The Delabarres described the scene in the tornado’s aftermath. Everything was dark, the power was out, and it was raining. They climbed to the second floor and found “glass everywhere. If we had stayed there, we would have been ripped to shreds,” Bryan Delabarre said.

Wind was still buffeting the house after the tornado, and Delabarre said they nailed plastic over the broken windows and lit candles, staying awake till 3 a.m.

“We were shaken, both of us. It’s a scary experience, the adrenaline just pumps,” he said. “We’re counting our lucky stars.”

The next day, Bryan and Nancy Delabarre found wet insulation from neighboring houses plastered to the side of their house. Amidst felled trees in the woods lay a section of their turn-of-the-century barn’s roof. Not far from that was the barn’s cupola, ripped off by what the National Weather Service later described as a category 1 tornado with 110 mile-per-hour winds.

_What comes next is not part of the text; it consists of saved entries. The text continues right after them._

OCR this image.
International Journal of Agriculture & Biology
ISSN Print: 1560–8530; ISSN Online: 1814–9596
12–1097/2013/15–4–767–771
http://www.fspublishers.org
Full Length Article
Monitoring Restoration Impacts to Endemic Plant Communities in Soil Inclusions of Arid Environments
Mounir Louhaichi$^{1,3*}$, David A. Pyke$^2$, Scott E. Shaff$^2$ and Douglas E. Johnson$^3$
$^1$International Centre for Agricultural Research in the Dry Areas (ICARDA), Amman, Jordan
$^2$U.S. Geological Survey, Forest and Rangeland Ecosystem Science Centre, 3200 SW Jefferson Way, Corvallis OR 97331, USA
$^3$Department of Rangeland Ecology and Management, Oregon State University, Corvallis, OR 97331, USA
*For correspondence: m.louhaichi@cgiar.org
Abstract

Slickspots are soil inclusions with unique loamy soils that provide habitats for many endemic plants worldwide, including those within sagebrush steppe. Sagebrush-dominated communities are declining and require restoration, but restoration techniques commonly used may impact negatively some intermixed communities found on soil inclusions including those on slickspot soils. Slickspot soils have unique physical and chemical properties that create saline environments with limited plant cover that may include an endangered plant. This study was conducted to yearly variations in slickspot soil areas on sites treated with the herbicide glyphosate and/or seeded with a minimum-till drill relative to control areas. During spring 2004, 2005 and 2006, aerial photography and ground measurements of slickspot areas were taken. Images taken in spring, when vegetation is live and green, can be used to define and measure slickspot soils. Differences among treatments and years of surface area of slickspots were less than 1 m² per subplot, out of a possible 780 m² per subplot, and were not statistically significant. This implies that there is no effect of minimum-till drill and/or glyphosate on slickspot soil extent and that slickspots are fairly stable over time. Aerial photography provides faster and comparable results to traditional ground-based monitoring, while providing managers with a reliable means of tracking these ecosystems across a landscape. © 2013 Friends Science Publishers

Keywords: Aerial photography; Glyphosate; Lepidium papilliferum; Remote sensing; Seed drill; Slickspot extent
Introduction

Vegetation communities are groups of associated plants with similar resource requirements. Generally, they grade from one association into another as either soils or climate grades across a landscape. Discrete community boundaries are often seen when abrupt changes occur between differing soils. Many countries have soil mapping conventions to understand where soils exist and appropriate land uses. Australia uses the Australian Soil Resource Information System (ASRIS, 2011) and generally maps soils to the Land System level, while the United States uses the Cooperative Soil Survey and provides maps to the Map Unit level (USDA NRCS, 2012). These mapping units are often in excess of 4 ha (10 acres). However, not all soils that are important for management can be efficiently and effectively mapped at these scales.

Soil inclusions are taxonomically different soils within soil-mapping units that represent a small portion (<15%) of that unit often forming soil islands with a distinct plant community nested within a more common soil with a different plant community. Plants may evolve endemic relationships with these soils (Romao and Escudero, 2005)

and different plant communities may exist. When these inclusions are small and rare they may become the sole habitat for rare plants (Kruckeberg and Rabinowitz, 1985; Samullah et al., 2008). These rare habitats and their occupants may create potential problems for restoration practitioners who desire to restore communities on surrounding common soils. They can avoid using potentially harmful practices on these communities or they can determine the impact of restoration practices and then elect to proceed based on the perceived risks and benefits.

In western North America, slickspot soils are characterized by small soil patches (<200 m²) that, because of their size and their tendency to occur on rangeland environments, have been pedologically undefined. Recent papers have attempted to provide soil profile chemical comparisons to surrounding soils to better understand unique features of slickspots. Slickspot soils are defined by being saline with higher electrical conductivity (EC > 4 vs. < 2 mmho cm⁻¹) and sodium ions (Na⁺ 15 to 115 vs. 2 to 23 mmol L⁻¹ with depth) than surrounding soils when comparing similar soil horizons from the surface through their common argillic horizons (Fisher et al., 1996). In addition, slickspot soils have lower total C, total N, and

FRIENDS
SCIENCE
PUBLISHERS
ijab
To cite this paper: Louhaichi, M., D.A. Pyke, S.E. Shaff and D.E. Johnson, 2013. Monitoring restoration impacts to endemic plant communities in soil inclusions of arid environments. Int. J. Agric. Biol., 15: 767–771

“Everybody congregated. Neighbors helped each other out, family and friends helped each other out,” Delabarre described a sense of community that’s taken over Pumpkin Hollow in the days following.

“It’s all things. This is replaceable,” he said, watching as Patruno shimmied over to the barn’s roof, “and we, unlike some of our neighbors, can live in our house.”

Next door at 100 Whately Road, the front of a house owned by Steven and Jeanne Thomas was ripped off. Elsewhere, a barn owned by Jan and John Maggs, which Delabarre said he remembers playing in when he was young, was flattened. Up and down the street, blue tarps covered badly damaged roofs.

Because of the tornado’s trajectory, cutting through the valley from the south, Delabarre said his house wasn’t damaged. The attached barn, however, was blown about a half foot from the side of the house.

Looking ahead, Delabarre said cleanup will take months. He said the barn “might have to be surgically detached from the house.” A chimney has already been removed for safety reasons.

Delabarre, like others, is taking it one step at a time.

“My mantra is put things in a pile, deal with them as they need to be dealt with.”